I guess this blog, and the last one, will/have more or less become a chronicle of my experiences with the hospital, surgery, recovery, and a little bit of school and LGBT+ pride. But really…that’s about it. I guess that’s what happens when you start a blog out of recovery boredom.
That being said, I come to Quill and Shield with bad news. I’m going under. Again.
I’m going to spare y’all the sunshine and rainbows. Because I expected to come here by the end of August and say that I’m healed and everything in my life is back to normal. In fact, I expected to do that just under two years ago. But life doesn’t always go as planned, and we need to push forward and just keep going.
It sucks. It really does. But at this point, I have given up on trying to sugarcoat things. I will get better eventually. This will heal and I will move on. Until then, I’m sitting (or laying on my stomach) here and writing entries and stories.
I’ve gotten a lot more secretive and closed-off when it comes to my personal life, I guess. So I’m not going to say any more here about my surgery. If you actually want to know, you can come to me about it. I’d just rather keep this entry short and sweet, you know?

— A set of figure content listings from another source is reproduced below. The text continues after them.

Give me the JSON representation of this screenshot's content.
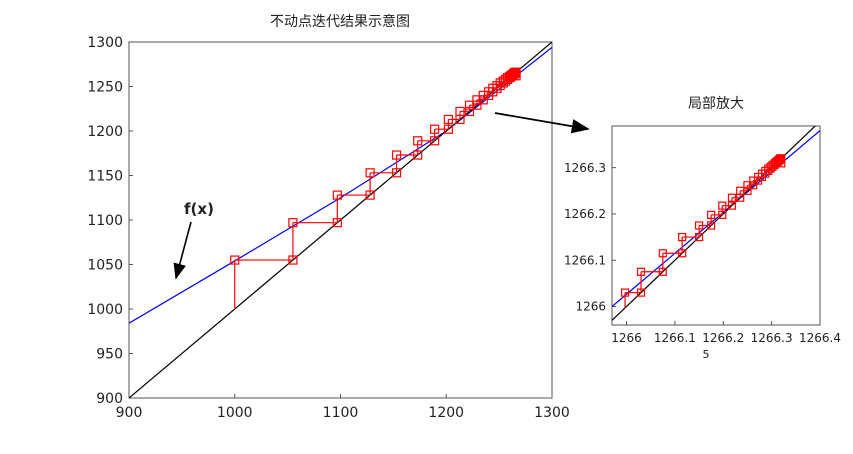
{
  "chart_data": [
    {
      "type": "line",
      "title": "不动点迭代结果示意图",
      "xlabel": "",
      "ylabel": "",
      "xlim": [
        900,
        1300
      ],
      "ylim": [
        900,
        1300
      ],
      "xticks": [
        "900",
        "1000",
        "1100",
        "1200",
        "1300"
      ],
      "yticks": [
        "900",
        "950",
        "1000",
        "1050",
        "1100",
        "1150",
        "1200",
        "1250",
        "1300"
      ],
      "grid": false,
      "series": [
        {
          "color": "#0000ff",
          "function_points": [
            [
              900,
              984
            ],
            [
              1000,
              1054
            ],
            [
              1100,
              1125
            ],
            [
              1200,
              1200
            ],
            [
              1300,
              1294
            ]
          ]
        },
        {
          "color": "#000000",
          "function_points": [
            [
              900,
              900
            ],
            [
              1300,
              1300
            ]
          ]
        }
      ],
      "iterates": [
        1000,
        1055,
        1097,
        1128,
        1153,
        1173,
        1189,
        1202,
        1213,
        1222,
        1229,
        1235,
        1240,
        1244,
        1248,
        1251,
        1254,
        1256,
        1258,
        1260,
        1261,
        1262,
        1263,
        1264,
        1265,
        1266
      ],
      "iterate_color": "#ff0000",
      "annotation": "f(x)"
    },
    {
      "type": "line",
      "title": "局部放大",
      "xlabel": "",
      "ylabel": "",
      "xlim": [
        1265.97,
        1266.4
      ],
      "ylim": [
        1265.96,
        1266.39
      ],
      "xticks": [
        "1266",
        "1266.1",
        "1266.2",
        "1266.3",
        "1266.4"
      ],
      "yticks": [
        "1266",
        "1266.1",
        "1266.2",
        "1266.3"
      ],
      "grid": false,
      "series": [
        {
          "color": "#0000ff",
          "function_points": [
            [
              1265.97,
              1266.0
            ],
            [
              1266.4,
              1266.38
            ]
          ]
        },
        {
          "color": "#000000",
          "function_points": [
            [
              1265.97,
              1265.97
            ],
            [
              1266.4,
              1266.4
            ]
          ]
        }
      ],
      "iterates": [
        1265.997,
        1266.03,
        1266.075,
        1266.115,
        1266.15,
        1266.175,
        1266.198,
        1266.218,
        1266.235,
        1266.25,
        1266.262,
        1266.272,
        1266.28,
        1266.287,
        1266.293,
        1266.298,
        1266.302,
        1266.306,
        1266.309,
        1266.312,
        1266.314,
        1266.316,
        1266.318,
        1266.32
      ],
      "iterate_color": "#ff0000",
      "stray_label": "5"
    }
  ]
}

Soon enough, I’ll be updating this blog with things I’ve learned over the last surgeries on necessities and things I’ve learned since my first necessity post. So I guess look out for that?
Things you can do to help in the mean time:
~Recommend me shows, anime, music, books, and really any other entertainment.~Tell me about your own experiences.
~If you have them, give me prompts to write about or draw.
~That’s really about it. Honestly, I think I’m freaking out about this a lot less than my mom. I have a support system I can rely on with her, Starr, and Nova, so I guess I’m okay.
Have a nice day/afternoon/evening, and I look forward to your continued support.